"KILL THE INDIAN TO SAVE THE MAN

            During the constant Westward migration in America, the opportunity to "add souls to the rolls" of Christian religions was not to be lost at any cost – even death.  Of the more than 400 Indian Boarding schools, most were run by the government but at least 150 were run by Catholic or Protestant churches.  This was not Johnny Appleseed extolling the Native Tribes to accept Christianity and lay down their arms to live in a peaceful coexistence with their white saviors.  The Indian Schools all over North America. where young Native boys and girls were sent and forced to learn to be “whites,” were about the same as prisons with psychological and physical abuse resulting in trauma, pain, and sometimes, horrible death.  Such disclosures have been news for years, but are mostly ignored as quaint and superfluous data.

         All Indian schools were operated in a similar despotic way in the act of cultural cleansing to remove the vestiges of “Indian-ness" from the child.  For Native children and their families, it was a living Hell.  White authorities felt that such treatment would assist the assimilation of Native People into White society.  Instead, it attempted to force them to go where they did not want to go and were not welcome.  The outcome of the experiment with Forced Indian Education was a colossal failure.  Some children got educated in white thinking but at what cost to their culture and human rights?  Forced education was a monument to white cultural ignorance. 

            The operators of the Indian Schools were guided by the an erroneous premise that debasement, disorientation, regimentation, and denial of their heritage would transform Native children into “White-thinking,” cooperative, but invisible, minions.  They thought the "What to do with the Indians" problem would go away.  It was only a problem because we made it a problem. and it did not go away.  Our problem was that we wanted the land and the resources for us and us alone.  We felt that if the land was not being used the way we thought it should, it must be ours by divine right or the right of conquest.   Whatever the reasoning, we took advantage of people we should have protected equally.

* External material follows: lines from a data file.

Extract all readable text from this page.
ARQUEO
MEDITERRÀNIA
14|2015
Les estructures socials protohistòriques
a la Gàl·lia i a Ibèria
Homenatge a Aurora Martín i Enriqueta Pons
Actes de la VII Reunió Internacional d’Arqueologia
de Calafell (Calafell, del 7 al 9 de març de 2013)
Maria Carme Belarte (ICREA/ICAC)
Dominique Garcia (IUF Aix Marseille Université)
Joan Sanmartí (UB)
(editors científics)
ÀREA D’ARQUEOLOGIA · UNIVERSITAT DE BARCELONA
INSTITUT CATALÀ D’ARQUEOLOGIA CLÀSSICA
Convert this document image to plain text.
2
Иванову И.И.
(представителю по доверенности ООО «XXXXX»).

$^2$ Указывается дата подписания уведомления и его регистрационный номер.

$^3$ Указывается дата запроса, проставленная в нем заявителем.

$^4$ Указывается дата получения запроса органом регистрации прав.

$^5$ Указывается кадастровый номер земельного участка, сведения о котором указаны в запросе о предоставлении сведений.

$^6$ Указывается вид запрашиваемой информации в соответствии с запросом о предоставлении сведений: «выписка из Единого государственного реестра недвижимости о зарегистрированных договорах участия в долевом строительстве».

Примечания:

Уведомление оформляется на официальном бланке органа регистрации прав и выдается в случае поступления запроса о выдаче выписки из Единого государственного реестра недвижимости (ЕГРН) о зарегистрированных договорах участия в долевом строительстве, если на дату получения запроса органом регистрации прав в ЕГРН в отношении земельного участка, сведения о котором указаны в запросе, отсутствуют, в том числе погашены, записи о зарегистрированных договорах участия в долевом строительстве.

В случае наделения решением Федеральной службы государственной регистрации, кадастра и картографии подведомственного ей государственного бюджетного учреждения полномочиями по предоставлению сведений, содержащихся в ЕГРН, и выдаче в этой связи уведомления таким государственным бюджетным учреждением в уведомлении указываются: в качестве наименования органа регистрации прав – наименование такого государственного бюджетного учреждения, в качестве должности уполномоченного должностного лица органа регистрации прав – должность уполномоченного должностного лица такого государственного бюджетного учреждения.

              The wording of Treaties said in general that the conditions and agreements in a Treaty would be perpetual and remain effective "as long as the grass grows and the rivers flow."  The words were clever, flowery, and persuasive but turned out to be outright lies at the expense of people who were unfamiliar with Euro-American ethics and greed.  At first opportunity, we took the land, dammed the rivers, and plowed up the grass.  That was then; this is now.  Today, Federal and State governments are dealing with an educated people who see through the promises that have been broken for hundreds of years.  So even today, official new and old agreements with the various tribal governments come into question if oil, minerals, uranium, or water rights are found within the borders of the reservations and coveted by those who live elsewhere, outside the tribal lands.  It is a situation that has been going on for 400 years.  I don't expect the problem to resolve itself or disappear soon.  Cultural change moves at an incredibly slow pace, one generation at a time.